BROOKS HAYS HONOR GUEST AT LUNCHEON Gubernatorial Candidate, Returning Home "After the Battle," Finds His Friends Loyal Still.
Brooks Hays, candidate for governor in the recent primary, accompanied by Mrs. Hays, came up from Little Rock, Friday afternoon to remain over night with Mr. Hays' parents. He was guest of honor Friday evening at a luncheon at Hotel Pearson, where over 100 friends and workers in the recent campaign from Pope, Johnson and Pulaski counties gathered to offer congratulations to Pope county's native son.
Mr. Hays and his friends take his defeat philosophically and the occasion was one of felicitations and good cheer, rather than condolence over a tacit defeat. That Mr. Hays, with no political record back of him and no political organization championing his cause, could enter the race practically unknown and the youngest of seven candidates in the contest for governor, and run second in the race with a vote that would have been a credit to a seasoned campaigner with the prestige of years of public service, is regarded by his friends as a great moral victory, more to be proud of than the actual victory of nomination under ordinary circumstances. That he was able to carry Little Rock and Pulaski county despite the administration organization which was linked up for Acting Governor Parnell was referred to by many speakers as one of the outstanding achievements of the Hays forces.
Among the visitors from Little Rock who were active Hays supporters were Grady Forgy, Ben Williams, Beloit Taylor, "Bill" Williams, Homer Dill and Bolon B. Turner, Mr. Hays' law partner. Friends from Johnson county included Jess Reynolds, Fred Bradley, George Ladd, Garland Harmon and Raymond Ladd. Hon. Robert Bailey was toastmaster and called up-on the out of town guests for short talks. Other speakers included Judge A. B. Priddy, Hays' campaign manager, Tom D. Bullock, County Superintendent; the Rev. C. V. Hickerson, pastor of the First Baptist church; Rev. Geo. W. Patterson, pastor of the Christian church, and Mrs. J. A. Livingston. Judge Priddy, whom, other speakers referred to as the ''high-powered campaign manager, was declared by the Little Rock visitors to have been the most efficient manager in any of the gubernatorial headquarters, spoke at some length on the duties of citizenship and deplored the indifference of most voters in elections and matters of state.

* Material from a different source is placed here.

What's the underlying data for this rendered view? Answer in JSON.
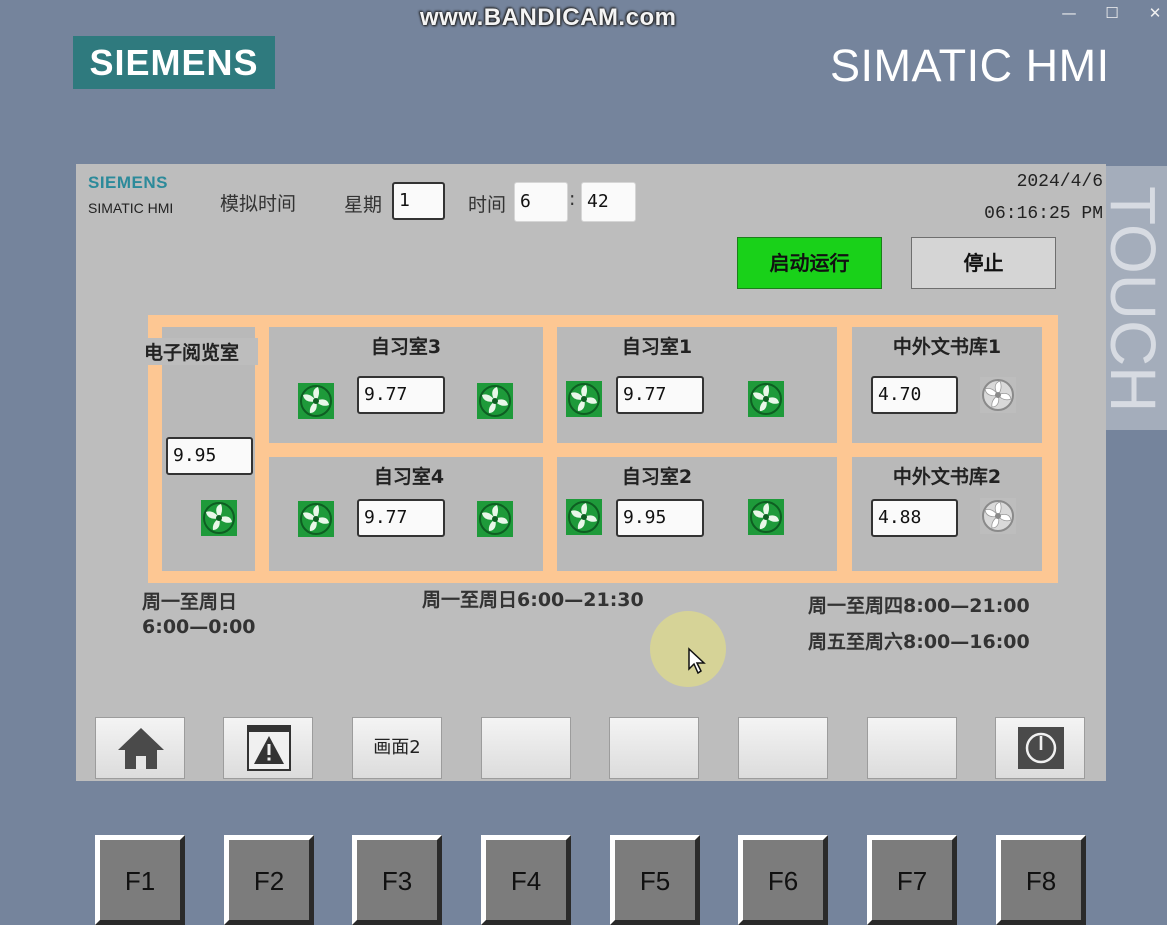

Mr. Hays was the closing speaker. He expressed again his appreciation of the loyalty of his home people, and declared that his homecoming reception here during the campaign and the unshaken loyalty and confidence manifested by this occasion, when he returned home a defeated candidate rather than with the laurels of victory, would ever remain in his memory as two of the outstanding events of the campaign. Alongside of these, he said, were the memories of the wonderful reception accorded him. at Morrilton and at his rally in the Capital City August 5 and at his speaking there the following Monday evening. He related many interesting experiences of the campaign, among them his introduction to an audience at Newport by a woman 76 years of age. Many amusing incidents were also related. His campaign carried him into every county in the state and consisted of nearly 300 speeches - a record never before equaled by any candidate. This was made possible, he said, by improved modes of transportation. Even the late Senator Jeff Davis in his most strenuous campaigns was able to fill but two or three speaking dates in a day, whereas Mr. Hays, traveling generally by automobile over improved highways but resorting frequently to trains and even airplanes, was able to fill from six to eight engagements daily. Frequent reference was made by other speakers to the likelihood of Mr. Hays again seeking the office of governor two years from now, but he said that he has no plans at present other than to devote his attention to his law practice. Further political aspirations, he said, would have to be determined by the future. If two years from now. he said, the people seem to want him for governor, and he were convinced that he could better serve his people and the state than others who might at that time aspire to the office, he would then determine his course. Conditions which will determine his course at that time, he said, cannot be forseen two years in advance.